Studer Heiner · Nationalrat · 2002-10-03
Studer Heiner · Nationalrat · Aargau · Evangelische und Unabhängige Fraktion · 2002-10-03
Wortprotokoll
Ich hätte die Anrede eigentlich auch gerne anders formuliert. Ich habe im Büro beliebt gemacht, dass man den autoritativen Ratschlag erteilt, beide beteiligten Bundesrätinnen sollen gleichzeitig da sein, weil sich das Inhaltliche thematisch nicht auseinander nehmen lässt. Es ist immer besser, wenn man die Leute sieht und wenn man auch im Originalton hören kann, was gesagt wird.
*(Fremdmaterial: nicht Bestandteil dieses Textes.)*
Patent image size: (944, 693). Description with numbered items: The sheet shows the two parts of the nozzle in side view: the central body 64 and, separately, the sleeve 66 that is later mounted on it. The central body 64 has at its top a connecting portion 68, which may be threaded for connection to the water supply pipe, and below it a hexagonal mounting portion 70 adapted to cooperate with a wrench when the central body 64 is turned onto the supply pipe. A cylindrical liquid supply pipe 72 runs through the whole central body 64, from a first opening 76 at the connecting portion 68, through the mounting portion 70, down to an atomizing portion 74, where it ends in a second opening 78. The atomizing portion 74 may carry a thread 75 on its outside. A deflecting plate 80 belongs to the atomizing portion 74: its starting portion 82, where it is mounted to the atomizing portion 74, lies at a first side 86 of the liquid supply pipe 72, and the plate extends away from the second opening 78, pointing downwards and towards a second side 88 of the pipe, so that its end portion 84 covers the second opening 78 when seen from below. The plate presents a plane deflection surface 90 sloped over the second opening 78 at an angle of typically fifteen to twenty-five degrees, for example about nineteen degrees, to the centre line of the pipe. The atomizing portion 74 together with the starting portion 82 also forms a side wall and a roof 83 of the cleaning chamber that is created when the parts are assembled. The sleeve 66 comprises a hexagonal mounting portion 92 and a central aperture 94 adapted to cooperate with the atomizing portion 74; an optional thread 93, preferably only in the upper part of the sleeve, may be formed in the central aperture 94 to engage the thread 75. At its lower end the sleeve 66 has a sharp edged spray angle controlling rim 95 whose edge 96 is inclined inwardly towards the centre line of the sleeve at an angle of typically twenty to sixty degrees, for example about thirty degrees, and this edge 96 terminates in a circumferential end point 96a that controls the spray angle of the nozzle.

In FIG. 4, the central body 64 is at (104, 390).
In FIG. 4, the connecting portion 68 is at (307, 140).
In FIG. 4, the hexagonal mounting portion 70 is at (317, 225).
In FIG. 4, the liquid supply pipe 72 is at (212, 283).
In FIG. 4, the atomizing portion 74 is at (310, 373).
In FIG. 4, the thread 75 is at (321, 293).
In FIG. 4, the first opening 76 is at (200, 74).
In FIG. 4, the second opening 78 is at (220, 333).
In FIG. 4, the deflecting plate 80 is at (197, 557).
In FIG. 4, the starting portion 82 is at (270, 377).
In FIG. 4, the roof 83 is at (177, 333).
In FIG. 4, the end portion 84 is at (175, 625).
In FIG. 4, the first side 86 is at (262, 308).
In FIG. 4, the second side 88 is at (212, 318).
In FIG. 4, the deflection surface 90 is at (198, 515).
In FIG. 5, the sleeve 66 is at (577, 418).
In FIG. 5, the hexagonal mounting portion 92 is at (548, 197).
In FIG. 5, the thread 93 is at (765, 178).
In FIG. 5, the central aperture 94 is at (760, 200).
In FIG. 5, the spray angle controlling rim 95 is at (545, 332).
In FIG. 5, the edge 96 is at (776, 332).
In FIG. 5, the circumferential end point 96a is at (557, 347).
In diesem Teil beschäftige ich mich für unsere Fraktion nur mit der Vergangenheit und nicht mit der Zukunft. Ich war in dieser Debatte anfangs eigentlich erstaunt, dass die Fraktionen aufeinander losgegangen sind. Dabei stehen sich nicht die Fraktionen gegenüber, sondern unser gemeinsames Gegenüber in dieser Debatte ist der Bundesrat. Was wir hier diskutieren, hat uns der Bundesrat eingebrockt; die Fraktionen haben es sich nicht gegenseitig eingebrockt. Von daher waren wir - wie offensichtlich alle andern - nicht nur erstaunt, als wir Anfang Juli von diesem Beschluss hörten. Es war damals nicht nur ein Kommunikationsproblem, sondern ein inhaltliches Problem. Wie konnte der Bundesrat zu jenem Zeitpunkt einen Entscheid treffen, ohne das zuständige Gremium, das angehört werden muss, anzuhören? Ich glaube, alle hätten es begriffen, wenn der Bundesrat damals einen Grundsatzentscheid getroffen hätte - und wenn er kommuniziert hätte: Wir packen das an, es wird einen Entscheid geben, der eine Veränderung beinhaltet -, wenn er aber nicht gesagt hätte, wie dieser Entscheid lauten würde. Und dann bei der Wiederholung Ende August, bevor die Gespräche mit den Sozialpartnern stattfanden, gab es schon wieder einen Kompromiss, also wieder die Hälfte der einen Ruth zur Hälfte der anderen Ruth, also zwischen 3,5 und 3 Prozent 3,25 Prozent zu beschliessen. Da hat doch niemand mehr geglaubt, dass das ein sachlicher Entscheid war, sondern alle hielten es für einen Kompromiss.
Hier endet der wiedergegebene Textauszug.